- Native to: United States
- Region: Northern California
- Extinct: 1961
- Language family: Pomoan Northeastern Pomo;

Language codes
- ISO 639-3: pef
- Glottolog: nort2967
- The seven Pomoan languages with an indication of their pre-contact distribution within California; Northeastern Pomo in pink

= Northeastern Pomo language =

Extinct Pomoan language of California

Northeastern Pomo, also known as Salt Pomo or Chhé'ee Fókaa ('salt people'), is a Pomoan language of Northern California. Descendants of Chhé'ee Fókaa speakers are members of the Chhé'ee Fókaa Band of Northeastern Pomo; There are no living fluent speakers, but several elders retain significant linguistic knowledge. It was spoken along Stony Creek, a tributary of the Sacramento River in the vicinity of Stonyford, California.

Chhé'ee Fókaa was one of seven mutually unintelligible Pomoan languages spoken in Northern California. Unlike the other six Pomoan languages (going to north to south: Northern Pomo, Central Pomo, Eastern Pomo, Southeastern Pomo, Kashaya Pomo, Southern Pomo), Chhé'ee Fókaa was not spoken in an area immediately contiguous with any other Pomoan-speaking territory. Chhé'ee Fókaa speakers were ringed by speakers of Yuki, Nomlaki, and Patwin; Yuki is unrelated to Pomoan or Nomlaki and Patwin, both of which are within the Wintu language family.

Phonology

Chhé'ee Fókaa has five vowel qualities, /i e a o u/, each of which may be long or short. Like other Pomoan languages, Chhé'ee Fókaa distinguishes voiced, voiceless unaspirated, ejective, and voiceless aspirated obstruents; it differs from most Pomoan languages in having a labial fricative <f> [ɸ], and a true series of retroflex obstruents <ṭ ṭ̓ ṭʰ> [ʈ͡ʂ ʈ͡ʂ’ ʈ͡ʂʰ]. Chhé'ee Fókaa also includes complex partial allophony for its voiceless lateral, which for some speakers could optionally be a retracted [ṣ] or a voiceless [r̥] and are presented in ( ) in the table of consonants below.

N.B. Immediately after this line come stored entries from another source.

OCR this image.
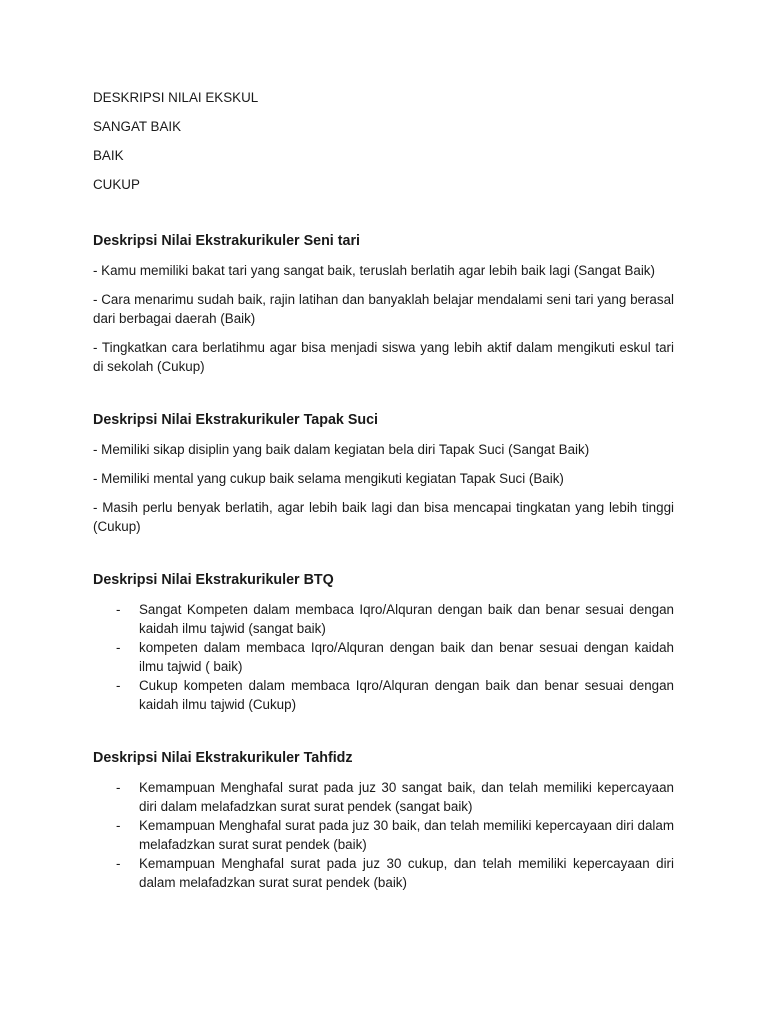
DESKRIPSI NILAI EKSKUL

SANGAT BAIK

BAIK

CUKUP

Deskripsi Nilai Ekstrakurikuler Seni tari

- Kamu memiliki bakat tari yang sangat baik, teruslah berlatih agar lebih baik lagi (Sangat Baik)

- Cara menarimu sudah baik, rajin latihan dan banyaklah belajar mendalami seni tari yang berasal dari berbagai daerah (Baik)

- Tingkatkan cara berlatihmu agar bisa menjadi siswa yang lebih aktif dalam mengikuti eskul tari di sekolah (Cukup)

Deskripsi Nilai Ekstrakurikuler Tapak Suci

- Memiliki sikap disiplin yang baik dalam kegiatan bela diri Tapak Suci (Sangat Baik)

- Memiliki mental yang cukup baik selama mengikuti kegiatan Tapak Suci (Baik)

- Masih perlu benyak berlatih, agar lebih baik lagi dan bisa mencapai tingkatan yang lebih tinggi (Cukup)

Deskripsi Nilai Ekstrakurikuler BTQ
- Sangat Kompeten dalam membaca Iqro/Alquran dengan baik dan benar sesuai dengan kaidah ilmu tajwid (sangat baik)
- kompeten dalam membaca Iqro/Alquran dengan baik dan benar sesuai dengan kaidah ilmu tajwid ( baik)
- Cukup kompeten dalam membaca Iqro/Alquran dengan baik dan benar sesuai dengan kaidah ilmu tajwid (Cukup)
Deskripsi Nilai Ekstrakurikuler Tahfidz
- Kemampuan Menghafal surat pada juz 30 sangat baik, dan telah memiliki kepercayaan diri dalam melafadzkan surat surat pendek (sangat baik)
- Kemampuan Menghafal surat pada juz 30 baik, dan telah memiliki kepercayaan diri dalam melafadzkan surat surat pendek (baik)
- Kemampuan Menghafal surat pada juz 30 cukup, dan telah memiliki kepercayaan diri dalam melafadzkan surat surat pendek (baik)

Chhé'ee Fókaa Consonants (Americanist symbols with IPA in [ ] where different)
| place → manner↓ | LABIAL | DENTAL | (POST) ALVEOLAR |  | PALATO-ALVEOLAR | PALATAL | VELAR | GLOTTAL |
| CENTRAL | LATERAL |
| PLOSIVE | p p̓ b | t̯ t̯̓ t̯ʰ | ṭ [ʈ͡ʂ] ṭ̓ [ʈ͡ʂ’] ṭʰ [ʈ͡ʂʰ] d [d] |  |  |  | k k̓ kʰ | ʔ |
| AFFRICATE |  |  |  | ƛ̓ [t͡ɬ’] | č [t͡ʃ] č̓ [t͡ʃ’] čʰ [t͡ʃʰ] |  |  |  |
| FRICATIVE | f [ɸ] |  | (ṣ) | ł [ɬ] | š [ʃ] |  |  |  |
| NASAL | m |  | n |  |  |  |  |  |
| LIQUID |  |  | (r̥) r [ɾ] | l |  |  |  |  |
| APPROXIMANT | w |  |  |  |  | y [j] |  | h |

Grammar

Chhé'ee Fókaa grammar differs from its congeners in several ways. It shows only alienable possession on non-kinship terms, even for body parts (e.g. ʔawí: t̯ina: 1sg.POSS head 'my head'), whereas other Pomoan languages use inalienable possession for body parts. It also has nominative-accusative case marking unlike the agent-patient case marking systems of other Pomoan languages.